Not everyone thinks I should do it. I was told that covering Trump Mobile “played into his hands,” that “this obvious scam” [doesn’t need] no more advertising” and that “we don’t need to read about it literally every week.” And they’re just nice posts – you don’t want to see some of the others.
Still, I think it’s a good question. For what am I write here week after week on a phone that, as far as we know, doesn’t actually exist? Why didn’t we just write it off as bad and impossible and move on with our lives?
The short answer is: because it’s important.
The long answer is: we can’t move forward because this is still ongoing and still needs to be accounted for. If the T1 Phone 8002 reached buyers and turned out to be a real smartphone, probably a pretty bad one, that would be it. But no one has a phone yet. Nobody even seen the phone again. And Trump Mobile has gone eerily silent, with no updates in months to its website or social media profiles.

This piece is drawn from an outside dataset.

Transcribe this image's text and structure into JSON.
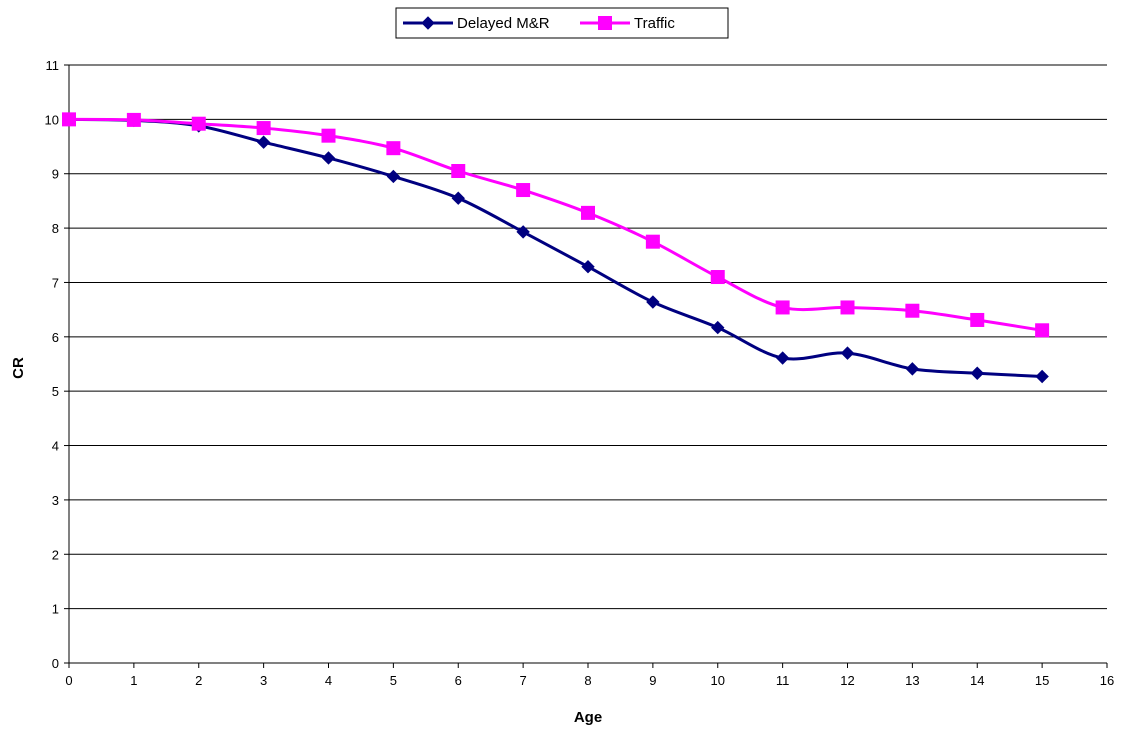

This also fits perfectly into The edgethis is the way. Do you want us to stick to phones? That’s it! It’s a phone – at least in name – and we want to know what’s going on with it.
In fact, it sits in the eye of a perfect storm of Edge-ness. It’s a phone, and we’ve got it covered. This is probably vaporware, and we’re always happy to report products that will never exist. This creates a pretty clear regulatory problem for the FCC, and we like to point out opportunities for Brendan Carr to be a model. And yes, it’s a question of politics… The edge covers that. Always has been, and always will be.
But even more, it is something that deserves to be pointed out, and often mentioned. In the Donald Trump administration’s grand scheme, a gold Android phone that won’t actually be made in the United States is just small fries. But it’s emblematic of empty promises and naked scams, baseless assertions that they don’t expect to ever be challenged on. This is an administration that presided over one of the biggest tech industry booms (bubbles?) in decades, had a tech brother as one of its top advisors, and hosted half of Silicon Valley at the inauguration, and it doesn’t know that you can’t build $500 Android flagships in the United States?
Trump Mobile, for the third week in a row, did not respond to a request for comment.